Invest in more pillows
A woman’s body will experience many changes throughout pregnancy which means that a single pillow may no longer be effective. Comfortable sleeping is crucial for you and your unborn fetus. Pregnancy pillows can also help regulate your breathing to reduce your chances of sleep deprivation.
Choose the best position in bed
How to sleep when pregnant? During your pregnancy, you’ll most likely feel some pain in different parts of your body such as your back and hips. You may have difficulty breathing or experience heartburn. If this is the case, you will need to find a sleeping position that will provide you with the most comfort. The National Sleep Foundation recommends that pregnant women sleep on their side, with additional support to their belly and knee, to keep them in a comfortable position [5].
Stabilize your blood sugar
Some women crave carbs during their first trimester of pregnancy and subsequently eat less protein. This can cause a rise in blood sugar levels which can intensify food cravings at night. Eating a balanced diet can help keep your nighttime cravings at ease.
Cuddle up
If you want to know how to sleep when pregnant, there’s an easy solution — cuddling with your partner. Cuddling triggers your body to release the happy hormone, oxytocin, which can increase relaxation and help you feel sleepy [6].
Practice good sleep hygiene
If daytime sleepiness is an issue, ensure your bedroom is a conducive environment for sleeping. Turn off the lights and eliminate any noise that may disrupt your sleep. Set up a humidifier to help clear your nasal passages and wear an eye mask to block out any light that may be disrupting your sleep [7].
Lie on your left side. This creates better blood flow, for you and your baby.

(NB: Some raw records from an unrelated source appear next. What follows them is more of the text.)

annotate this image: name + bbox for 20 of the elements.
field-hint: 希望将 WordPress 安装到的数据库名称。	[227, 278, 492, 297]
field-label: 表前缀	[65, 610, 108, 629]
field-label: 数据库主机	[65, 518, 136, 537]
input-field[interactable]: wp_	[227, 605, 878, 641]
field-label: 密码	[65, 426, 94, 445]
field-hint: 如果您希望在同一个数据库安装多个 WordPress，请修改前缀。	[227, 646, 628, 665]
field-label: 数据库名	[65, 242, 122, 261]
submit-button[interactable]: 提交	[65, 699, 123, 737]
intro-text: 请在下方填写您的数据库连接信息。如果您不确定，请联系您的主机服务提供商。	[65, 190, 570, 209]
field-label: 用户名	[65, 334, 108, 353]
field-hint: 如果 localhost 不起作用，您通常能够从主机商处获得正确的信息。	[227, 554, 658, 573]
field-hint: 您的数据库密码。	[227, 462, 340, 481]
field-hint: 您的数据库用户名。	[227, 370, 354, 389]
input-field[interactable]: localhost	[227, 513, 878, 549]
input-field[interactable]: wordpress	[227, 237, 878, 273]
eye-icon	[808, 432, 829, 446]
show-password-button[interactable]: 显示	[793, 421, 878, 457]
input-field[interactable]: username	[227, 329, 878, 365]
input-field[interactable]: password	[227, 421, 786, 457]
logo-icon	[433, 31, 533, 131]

A Last Word On How To Sleep When Pregnant
Pregnancy should be an enjoyable experience. That includes getting a good night’s sleep. Because of the changes that your body is undergoing, learning how to adjust your sleep patterns so that you can stay asleep is one of the building blocks to a healthy pregnancy. Creating good sleeping habits can be difficult but be patient. You may be surprised to find that with a few adjustments to your routine, you will be able to sleep better at night.
How To Sleep When Pregnant Resources:
[1] American Pregnancy Association; Insomnia During Pregnancy: Snooze Or Lose!, July 2015.
[2] Parents; How to Get to Sleep When You’re Pregnant, Nancy Gottesman, Kathleen M. Reilly, Jeannette Moninger.
[3] WebMD; Pregnancy and RLS, Nivin Todd, MD, October 17, 2018.
[4] American Sleep Association; Pregnancy and Sleep.
[5] Mom Tricks; How to Get Seriously Great Sleep During Pregnancy & Stop Tossing And Turning All Night, Natalia Guilmino, July 24, 2017.
[6] Mother & Baby; How To Get An Amazing Night’s Sleep During Pregnancy, Kate Graham.
[7] National Sleep Foundation; Sleeping By The Trimesters: 3rd Trimester.